Learning Skills, Playing Games & Building Relationships
The kids had a blast learning skills, playing games like 21 and sharks and minnows. This may have been the first time a camper has ever dribbled a basketball! It was gratifying to watch the kids of all ages helping and encouraging their peers or younger players. Joey got a kick out of a young 5 yr old boy, they were playing a game of sharks and minnows, Joey was behind the little boy, as he was dribbling away, he said to Joey, “are you a shark?” Joey replied, “no,” and the 5 yr old looked him in the eye and said, “why can’t I trust you?” Joey laughed, and that was the first story he told me when we got in the car. A lasting friendship was developed!
Lifelong Friendships Formed
Like the American Diabetes Associations Diabetes Camp, this was more than playing basketball for a lot of these kids, and their parents. There is something to be said about being with a group of kids that have the same disease in common. There can be feelings of isolation at times with type 1 diabetes, so to see all these kids together, in one place, playing basketball, talking, laughing, checking their blood sugar with no embarrassment, it’s very heartwarming. I overheard Joey explaining his Omnipod pump to one of the boys who was on the fence about which insulin pump he was going to choose. They all have that one common denominator, diabetes, it really means a lot to them to be together.

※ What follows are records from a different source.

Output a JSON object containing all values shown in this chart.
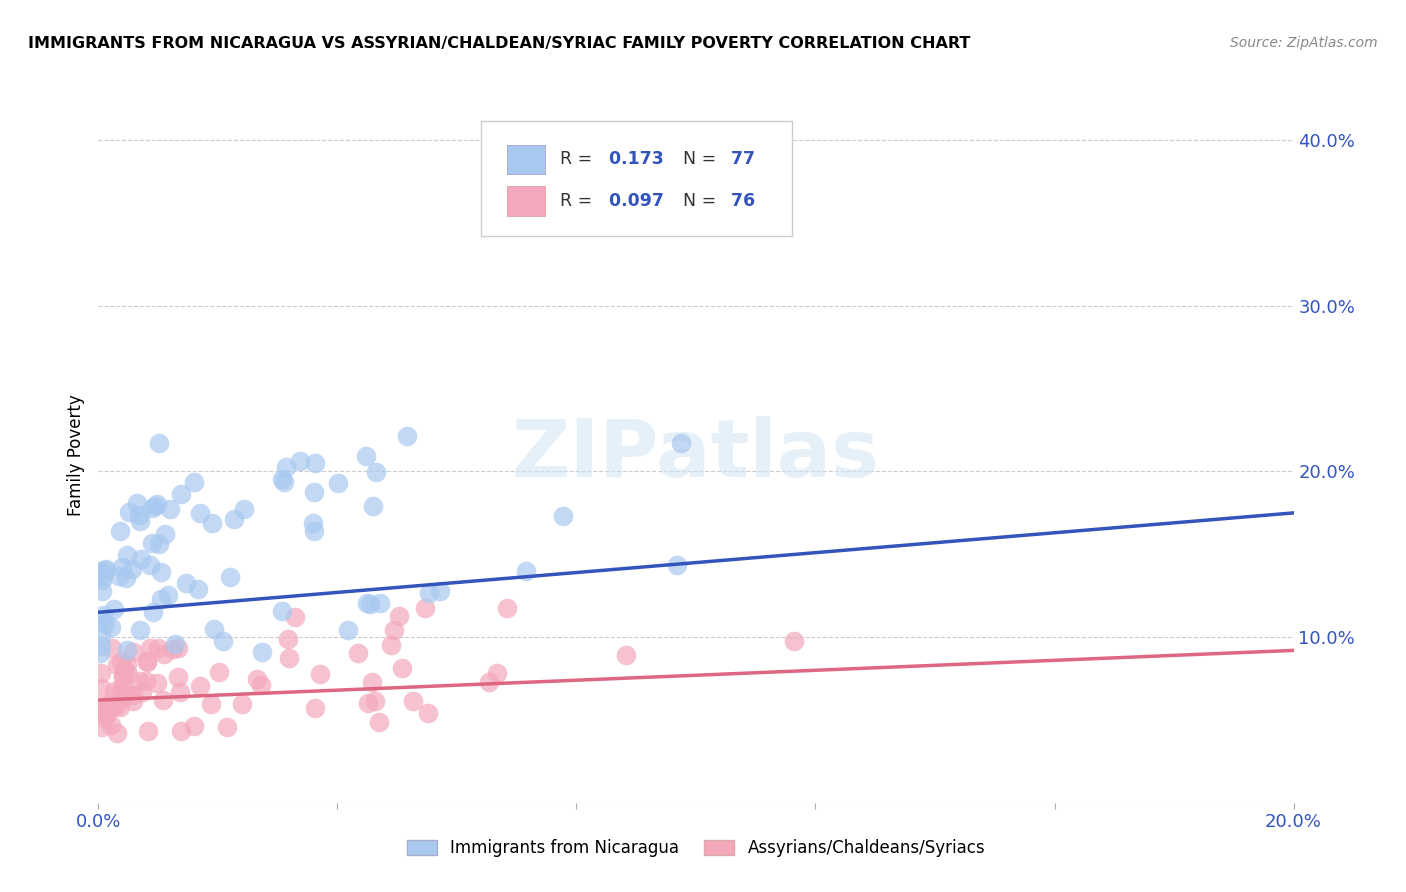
{
  "title": "IMMIGRANTS FROM NICARAGUA VS ASSYRIAN/CHALDEAN/SYRIAC FAMILY POVERTY CORRELATION CHART",
  "source": "Source: ZipAtlas.com",
  "ylabel": "Family Poverty",
  "xlim": [
    0.0,
    0.2
  ],
  "ylim": [
    0.0,
    0.42
  ],
  "blue_color": "#A8C8F0",
  "pink_color": "#F4A8BC",
  "blue_line_color": "#3355BB",
  "pink_line_color": "#DD6680",
  "blue_label": "Immigrants from Nicaragua",
  "pink_label": "Assyrians/Chaldeans/Syriacs",
  "watermark": "ZIPatlas",
  "blue_R": "0.173",
  "blue_N": "77",
  "pink_R": "0.097",
  "pink_N": "76"
}
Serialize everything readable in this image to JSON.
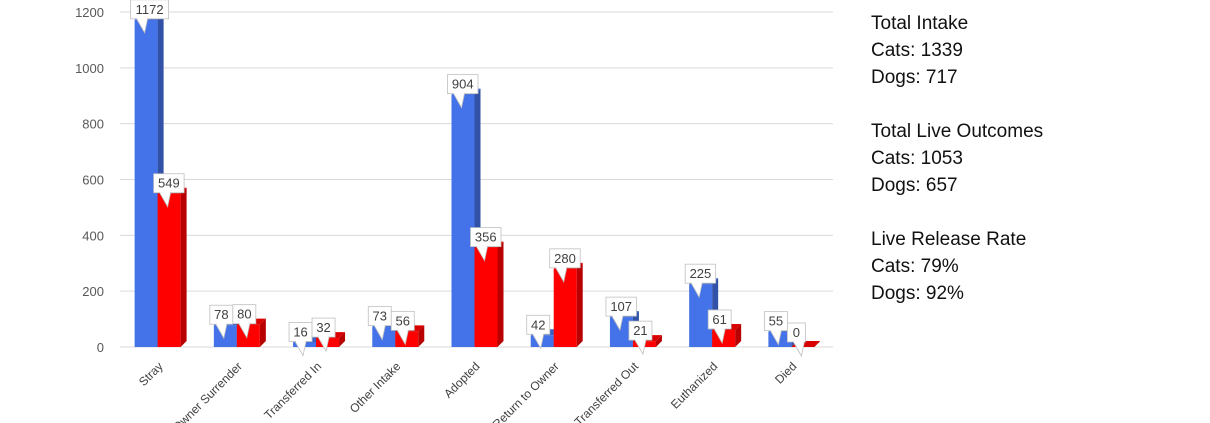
{
  "chart_data": {
    "type": "bar",
    "categories": [
      "Stray",
      "Owner Surrender",
      "Transferred In",
      "Other Intake",
      "Adopted",
      "Return to Owner",
      "Transferred Out",
      "Euthanized",
      "Died"
    ],
    "series": [
      {
        "color": "#4472e8",
        "values": [
          1172,
          78,
          16,
          73,
          904,
          42,
          107,
          225,
          55
        ]
      },
      {
        "color": "#ff0000",
        "values": [
          549,
          80,
          32,
          56,
          356,
          280,
          21,
          61,
          0
        ]
      }
    ],
    "ylim": [
      0,
      1200
    ],
    "yticks": [
      0,
      200,
      400,
      600,
      800,
      1000,
      1200
    ],
    "grid": true,
    "style": "3d-column"
  },
  "stats": [
    {
      "title": "Total Intake",
      "lines": [
        "Cats: 1339",
        "Dogs: 717"
      ]
    },
    {
      "title": "Total Live Outcomes",
      "lines": [
        "Cats: 1053",
        "Dogs: 657"
      ]
    },
    {
      "title": "Live Release Rate",
      "lines": [
        "Cats: 79%",
        "Dogs: 92%"
      ]
    }
  ]
}
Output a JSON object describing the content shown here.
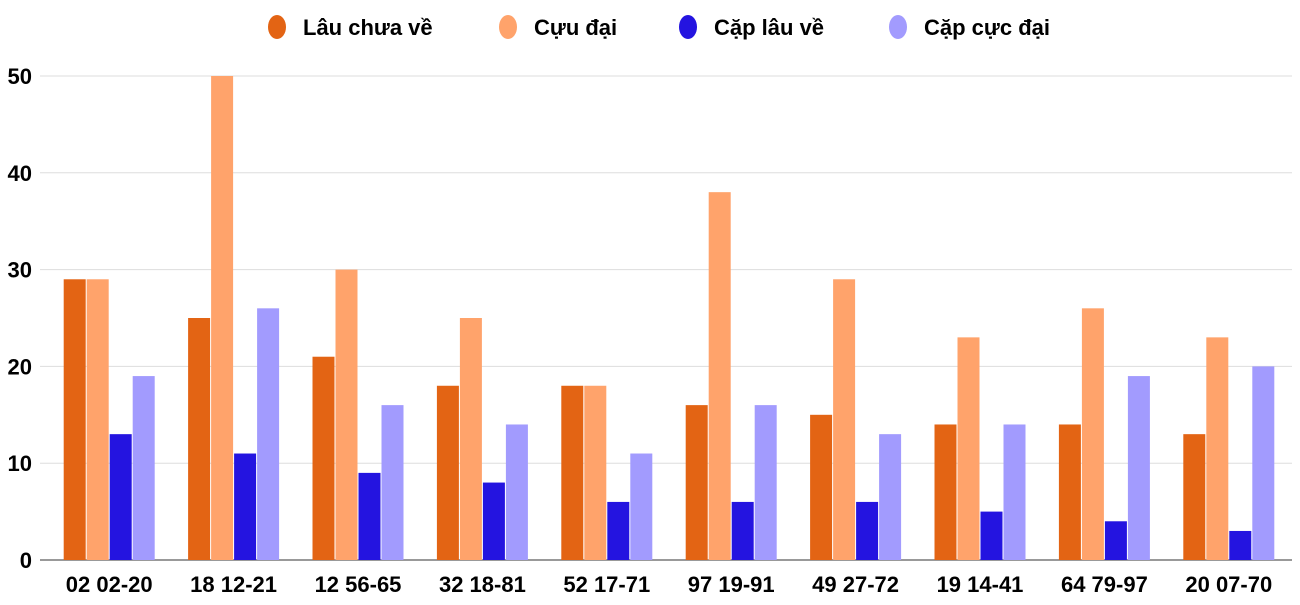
{
  "chart_data": {
    "type": "bar",
    "title": "",
    "xlabel": "",
    "ylabel": "",
    "ylim": [
      0,
      50
    ],
    "yticks": [
      0,
      10,
      20,
      30,
      40,
      50
    ],
    "grid": true,
    "legend_position": "top",
    "categories": [
      "02 02-20",
      "18 12-21",
      "12 56-65",
      "32 18-81",
      "52 17-71",
      "97 19-91",
      "49 27-72",
      "19 14-41",
      "64 79-97",
      "20 07-70"
    ],
    "series": [
      {
        "name": "Lâu chưa về",
        "color": "#E36414",
        "values": [
          29,
          25,
          21,
          18,
          18,
          16,
          15,
          14,
          14,
          13
        ]
      },
      {
        "name": "Cựu đại",
        "color": "#FFA36B",
        "values": [
          29,
          50,
          30,
          25,
          18,
          38,
          29,
          23,
          26,
          23
        ]
      },
      {
        "name": "Cặp lâu về",
        "color": "#2414E0",
        "values": [
          13,
          11,
          9,
          8,
          6,
          6,
          6,
          5,
          4,
          3
        ]
      },
      {
        "name": "Cặp cực đại",
        "color": "#A29BFE",
        "values": [
          19,
          26,
          16,
          14,
          11,
          16,
          13,
          14,
          19,
          20
        ]
      }
    ]
  }
}
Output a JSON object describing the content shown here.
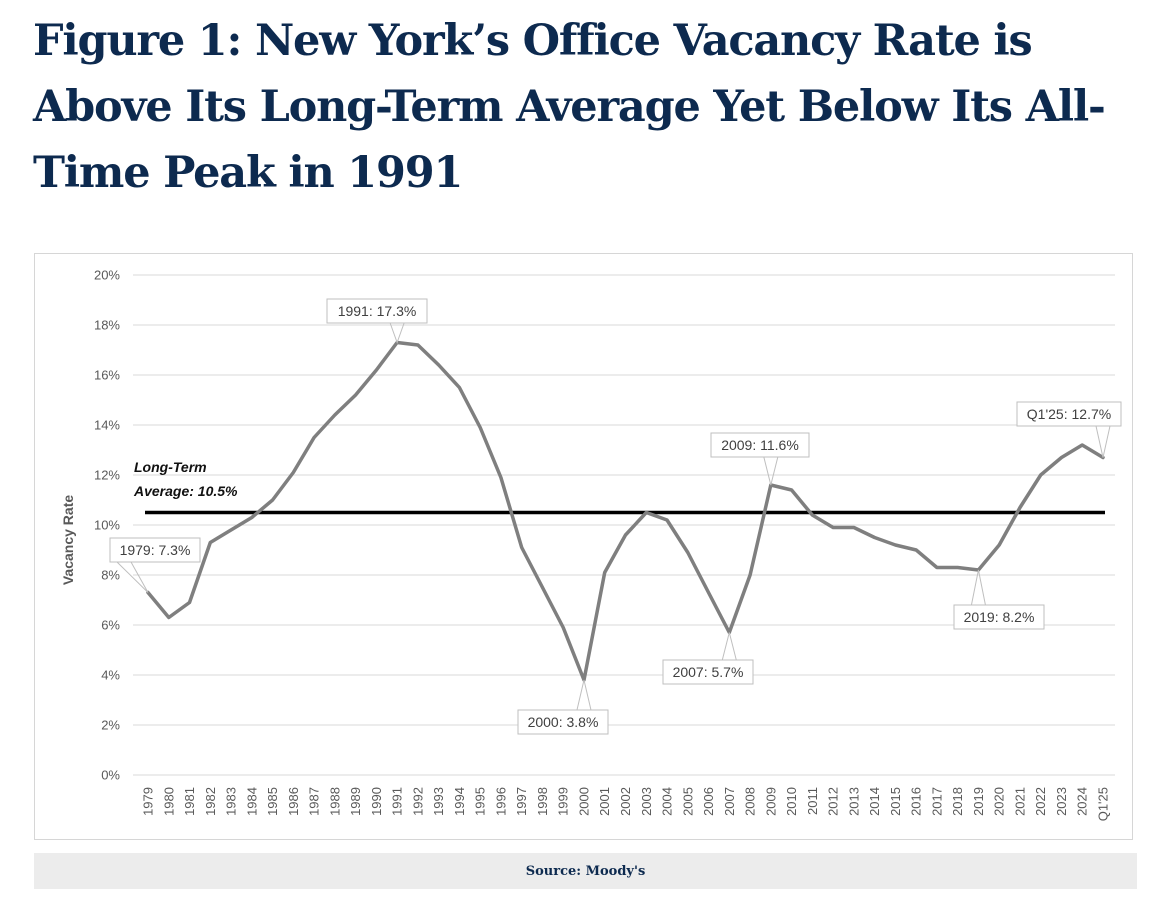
{
  "title": "Figure 1: New York’s Office Vacancy Rate is Above Its Long-Term Average Yet Below Its All-Time Peak in 1991",
  "source": "Source: Moody's",
  "chart_data": {
    "type": "line",
    "ylabel": "Vacancy Rate",
    "ylim": [
      0,
      20
    ],
    "yticks": [
      "0%",
      "2%",
      "4%",
      "6%",
      "8%",
      "10%",
      "12%",
      "14%",
      "16%",
      "18%",
      "20%"
    ],
    "grid": true,
    "categories": [
      "1979",
      "1980",
      "1981",
      "1982",
      "1983",
      "1984",
      "1985",
      "1986",
      "1987",
      "1988",
      "1989",
      "1990",
      "1991",
      "1992",
      "1993",
      "1994",
      "1995",
      "1996",
      "1997",
      "1998",
      "1999",
      "2000",
      "2001",
      "2002",
      "2003",
      "2004",
      "2005",
      "2006",
      "2007",
      "2008",
      "2009",
      "2010",
      "2011",
      "2012",
      "2013",
      "2014",
      "2015",
      "2016",
      "2017",
      "2018",
      "2019",
      "2020",
      "2021",
      "2022",
      "2023",
      "2024",
      "Q1'25"
    ],
    "series": [
      {
        "color": "#7f7f7f",
        "values": [
          7.3,
          6.3,
          6.9,
          9.3,
          9.8,
          10.3,
          11.0,
          12.1,
          13.5,
          14.4,
          15.2,
          16.2,
          17.3,
          17.2,
          16.4,
          15.5,
          13.9,
          11.9,
          9.1,
          7.5,
          5.9,
          3.8,
          8.1,
          9.6,
          10.5,
          10.2,
          8.9,
          7.3,
          5.7,
          8.0,
          11.6,
          11.4,
          10.4,
          9.9,
          9.9,
          9.5,
          9.2,
          9.0,
          8.3,
          8.3,
          8.2,
          9.2,
          10.7,
          12.0,
          12.7,
          13.2,
          12.7
        ]
      }
    ],
    "reference_line": {
      "value": 10.5,
      "label_line1": "Long-Term",
      "label_line2": "Average: 10.5%",
      "color": "#000000"
    },
    "annotations": [
      {
        "category": "1979",
        "label": "1979: 7.3%"
      },
      {
        "category": "1991",
        "label": "1991: 17.3%"
      },
      {
        "category": "2000",
        "label": "2000: 3.8%"
      },
      {
        "category": "2007",
        "label": "2007: 5.7%"
      },
      {
        "category": "2009",
        "label": "2009: 11.6%"
      },
      {
        "category": "2019",
        "label": "2019: 8.2%"
      },
      {
        "category": "Q1'25",
        "label": "Q1'25: 12.7%"
      }
    ]
  }
}
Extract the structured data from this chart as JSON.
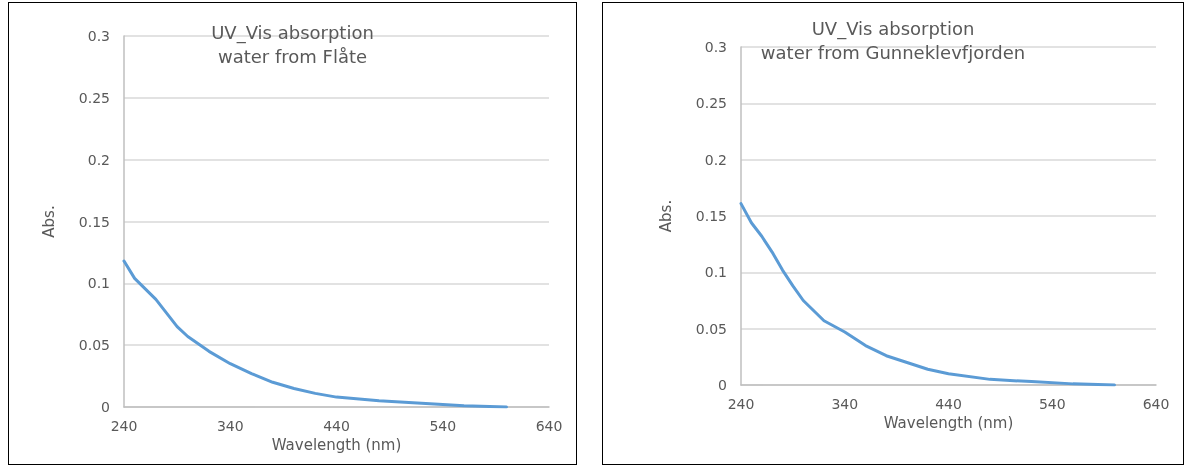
{
  "chart_data": [
    {
      "type": "line",
      "title": "UV_Vis absorption\nwater from Flåte",
      "xlabel": "Wavelength (nm)",
      "ylabel": "Abs.",
      "x": [
        240,
        250,
        270,
        290,
        300,
        320,
        340,
        360,
        380,
        400,
        420,
        440,
        480,
        520,
        560,
        600
      ],
      "series": [
        {
          "color": "#5b9bd5",
          "values": [
            0.118,
            0.104,
            0.087,
            0.065,
            0.057,
            0.045,
            0.035,
            0.027,
            0.02,
            0.015,
            0.011,
            0.008,
            0.005,
            0.003,
            0.001,
            0
          ]
        }
      ],
      "xlim": [
        240,
        640
      ],
      "xticks": [
        240,
        340,
        440,
        540,
        640
      ],
      "ylim": [
        0,
        0.3
      ],
      "yticks": [
        0,
        0.05,
        0.1,
        0.15,
        0.2,
        0.25,
        0.3
      ],
      "grid": "y",
      "marker": "none",
      "line_style": "solid"
    },
    {
      "type": "line",
      "title": "UV_Vis absorption\nwater from Gunneklevfjorden",
      "xlabel": "Wavelength (nm)",
      "ylabel": "Abs.",
      "x": [
        240,
        250,
        260,
        270,
        280,
        290,
        300,
        320,
        340,
        360,
        380,
        400,
        420,
        440,
        480,
        520,
        560,
        600
      ],
      "series": [
        {
          "color": "#5b9bd5",
          "values": [
            0.161,
            0.144,
            0.132,
            0.118,
            0.102,
            0.088,
            0.075,
            0.057,
            0.047,
            0.035,
            0.026,
            0.02,
            0.014,
            0.01,
            0.005,
            0.003,
            0.001,
            0
          ]
        }
      ],
      "xlim": [
        240,
        640
      ],
      "xticks": [
        240,
        340,
        440,
        540,
        640
      ],
      "ylim": [
        0,
        0.3
      ],
      "yticks": [
        0,
        0.05,
        0.1,
        0.15,
        0.2,
        0.25,
        0.3
      ],
      "grid": "y",
      "marker": "none",
      "line_style": "solid"
    }
  ]
}
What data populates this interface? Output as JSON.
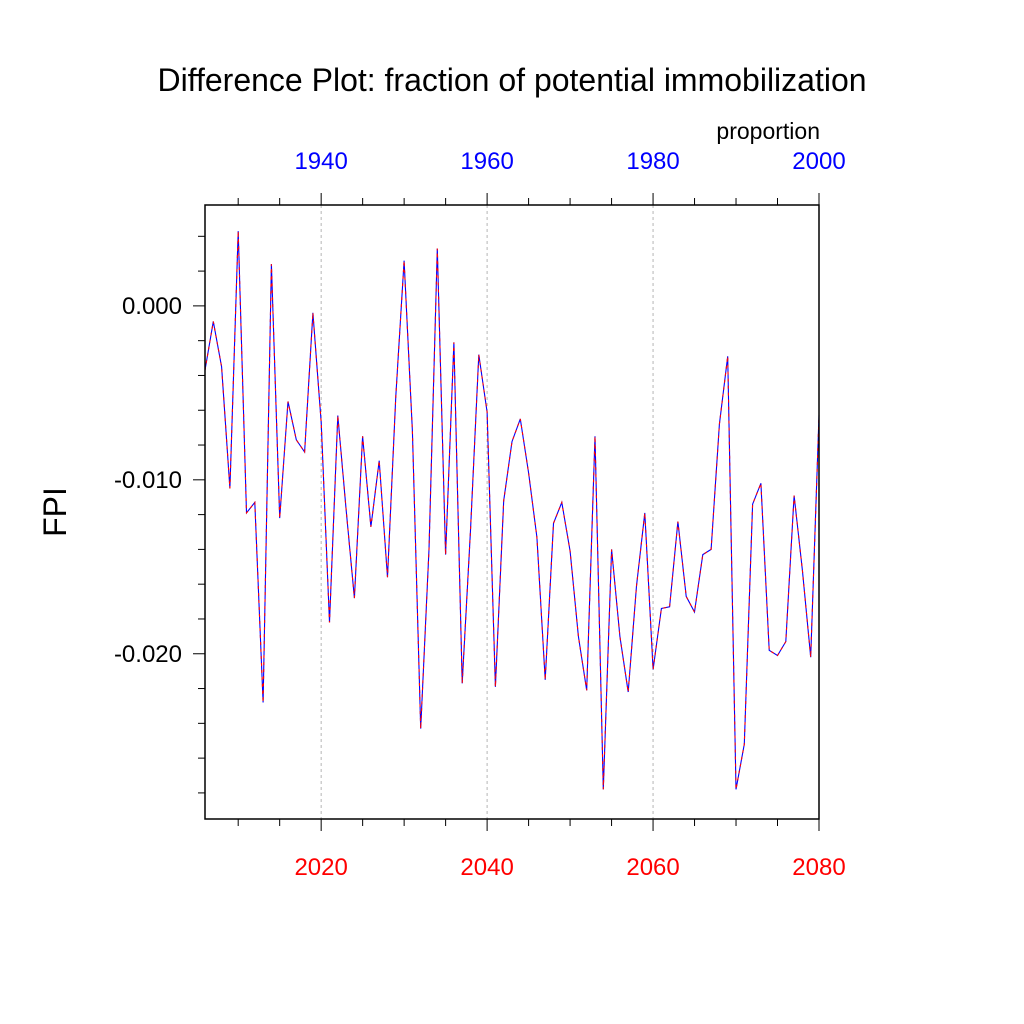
{
  "chart_data": {
    "type": "line",
    "title": "Difference Plot: fraction of potential immobilization",
    "units_label": "proportion",
    "ylabel": "FPI",
    "xlabel": "",
    "ylim": [
      -0.0295,
      0.0058
    ],
    "y_ticks": [
      "0.000",
      "-0.010",
      "-0.020"
    ],
    "y_tick_values": [
      0.0,
      -0.01,
      -0.02
    ],
    "x_bottom": {
      "range": [
        2006,
        2080
      ],
      "ticks": [
        "2020",
        "2040",
        "2060",
        "2080"
      ],
      "tick_values": [
        2020,
        2040,
        2060,
        2080
      ],
      "color": "#ff0000"
    },
    "x_top": {
      "range": [
        1926,
        2000
      ],
      "ticks": [
        "1940",
        "1960",
        "1980",
        "2000"
      ],
      "tick_values": [
        1940,
        1960,
        1980,
        2000
      ],
      "color": "#0000ff"
    },
    "grid": "vertical-dashed",
    "series": [
      {
        "line_color": "#0000ff",
        "dash_color": "#ff0000",
        "x": [
          2006,
          2007,
          2008,
          2009,
          2010,
          2011,
          2012,
          2013,
          2014,
          2015,
          2016,
          2017,
          2018,
          2019,
          2020,
          2021,
          2022,
          2023,
          2024,
          2025,
          2026,
          2027,
          2028,
          2029,
          2030,
          2031,
          2032,
          2033,
          2034,
          2035,
          2036,
          2037,
          2038,
          2039,
          2040,
          2041,
          2042,
          2043,
          2044,
          2045,
          2046,
          2047,
          2048,
          2049,
          2050,
          2051,
          2052,
          2053,
          2054,
          2055,
          2056,
          2057,
          2058,
          2059,
          2060,
          2061,
          2062,
          2063,
          2064,
          2065,
          2066,
          2067,
          2068,
          2069,
          2070,
          2071,
          2072,
          2073,
          2074,
          2075,
          2076,
          2077,
          2078,
          2079,
          2080
        ],
        "y": [
          -0.0037,
          -0.0009,
          -0.0035,
          -0.0105,
          0.0043,
          -0.0119,
          -0.0113,
          -0.0228,
          0.0024,
          -0.0122,
          -0.0055,
          -0.0077,
          -0.0084,
          -0.0004,
          -0.0067,
          -0.0182,
          -0.0063,
          -0.0117,
          -0.0168,
          -0.0075,
          -0.0127,
          -0.0089,
          -0.0156,
          -0.0052,
          0.0026,
          -0.0072,
          -0.0243,
          -0.014,
          0.0033,
          -0.0143,
          -0.0021,
          -0.0217,
          -0.0129,
          -0.0028,
          -0.0061,
          -0.0219,
          -0.0112,
          -0.0078,
          -0.0065,
          -0.0096,
          -0.0133,
          -0.0215,
          -0.0125,
          -0.0113,
          -0.0141,
          -0.019,
          -0.0221,
          -0.0075,
          -0.0278,
          -0.014,
          -0.019,
          -0.0222,
          -0.0161,
          -0.0119,
          -0.0209,
          -0.0174,
          -0.0173,
          -0.0124,
          -0.0167,
          -0.0176,
          -0.0143,
          -0.014,
          -0.0068,
          -0.0029,
          -0.0278,
          -0.0252,
          -0.0114,
          -0.0102,
          -0.0198,
          -0.0201,
          -0.0193,
          -0.0109,
          -0.0152,
          -0.0202,
          -0.0063
        ]
      }
    ]
  }
}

Parent’s Meeting Other Parents
This camp gave parents the opportunity to talk to each other about type 1. It’s always a blessing to meet other parents of kids with diabetes. We also have feelings of isolation, most often we are the only parents in our circle of friends with kids with type 1. It’s wonderful to meet parents that go through the same things that we do. I could finally put faces to the posts of some of the moms in our facebook support group! We face a lot of the same challenges and it’s nice to share them with people who understand! Many of us are chatting on facebook at 2:00 am when we get up to check blood sugars, now we’ve actually met in person.
Thank You to Monica for Following Her Dreams
As a parent, I can’t say enough to Monica Joyce for following her dreams, and making this basketball camp a reality. Imagine her surprise when she found out that one of her patients that she told her dream to, Mrs. Joan Judelson, was the wife of Robert, who is a member of the Board of Directors of the Chicago Bulls. He loved the idea, and Monica’s dream was becoming a reality. The very first camp session was held in August , 2004, in Chicago. What a blessing!
I took this quote off of the Slam Dunk Website, it’s so appropriate: As Margaret Mead once said, “Never underestimate the power of a few committed individuals to change the world. Indeed, it’s the only thing that ever has.”